I've been running through the vignettes outlined on the CRAN repository with both my own data and the example data from pinfsc50. I noticed that vcf.write() does not appear to be writing a vcf that excludes low quality variants (identified by masker()) when mask = TRUE. The only difference between the new and original vcf I can discern are entries in the FILTER column (which all say PASS). Am I misunderstanding what the output of write.vcf() is when mask = TRUE? Or is this an error? This is the code I've been using:

library(vcfR)

vcf_file <- system.file("extdata", "pinf_sc50.vcf.gz", package = "pinfsc50")
dna_file <- system.file("extdata", "pinf_sc50.fasta", package = "pinfsc50")
gff_file <- system.file("extdata", "pinf_sc50.gff", package = "pinfsc50")

vcf <- read.vcfR(vcf_file, verbose = FALSE)
dna <- ape::read.dna(dna_file, format = "fasta")
gff <- read.table(gff_file, sep="\t", quote="")

chrom <- create.chromR(name="Supercontig", vcf=vcf, seq=dna, ann=gff, verbose=FALSE)
chrom <- proc.chromR(chrom, verbose = TRUE)

chrom <- masker(chrom, min_QUAL=0, min_DP=350, max_DP=650, min_MQ=59.5, max_MQ=60.5)
chrom <- proc.chromR(chrom, verbose = FALSE)

write.vcf(chrom, file="good_variants.vcf.gz", mask=TRUE)

Any help on this would be greatly appreciated

Give users TRUE/FALSE option for masking Chrom objects in extract.gt()

Currently, the behavior of extract.gt() is to simply extract the information from a vcfR or chrom object, but it will currently will take into account masking if the user explicitly supplies a logical vector of variants to mask. Since the information masking the data does live within a Chrom object, can you give the users an option to simply use the mask field in the Chrom object?

Currently, the implementation looks like this:

myChrom.gt <- extract.gt(myChrom, element = "GT", mask = myChrom@var.info$mask)

What I expect would look like:

myChrom.gt <- extract.gt(myChrom, element = "GT", mask = TRUE)

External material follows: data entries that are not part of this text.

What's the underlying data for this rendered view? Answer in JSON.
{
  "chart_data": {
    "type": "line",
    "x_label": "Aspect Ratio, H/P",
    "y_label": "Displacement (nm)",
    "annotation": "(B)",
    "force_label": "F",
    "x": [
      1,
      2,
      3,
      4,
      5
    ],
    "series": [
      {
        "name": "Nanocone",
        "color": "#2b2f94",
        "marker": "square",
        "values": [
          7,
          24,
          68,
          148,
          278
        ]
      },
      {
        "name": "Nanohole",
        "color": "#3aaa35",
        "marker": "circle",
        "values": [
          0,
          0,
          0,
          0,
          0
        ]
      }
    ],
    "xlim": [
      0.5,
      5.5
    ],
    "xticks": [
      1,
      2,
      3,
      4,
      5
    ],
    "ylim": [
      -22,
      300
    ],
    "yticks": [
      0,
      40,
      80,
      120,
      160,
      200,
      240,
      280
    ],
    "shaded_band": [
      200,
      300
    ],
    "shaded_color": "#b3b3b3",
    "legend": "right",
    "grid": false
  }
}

internally, you can check the length of the vector and class of the object with something like:

if ("Chrom" %in% class(x) && length(mask) == 1){
  ... use masking from var.info slot ...
} else {
  ... do what you normally do ...
}

Add color scale option to heatmap function

The heatmap function is very useful, but it's not very friendly to red-green colorblind people. Is there a way that you could include parameters to make this an option?

heatmap.bp fails unless viridisLite is in imports

if the user does not have viridisLite installed, the heatmap.bp() function will fail because it has no color palette:

library("vcfR")
x <- as.matrix(mtcars)
heatmap.bp(x)
#> Error in loadNamespace(name) : there is no package called ‘viridisLite’

This can be remedied by placing viridisLite in the Imports section of your DESCRIPTION, ensuring that the user has access to this package.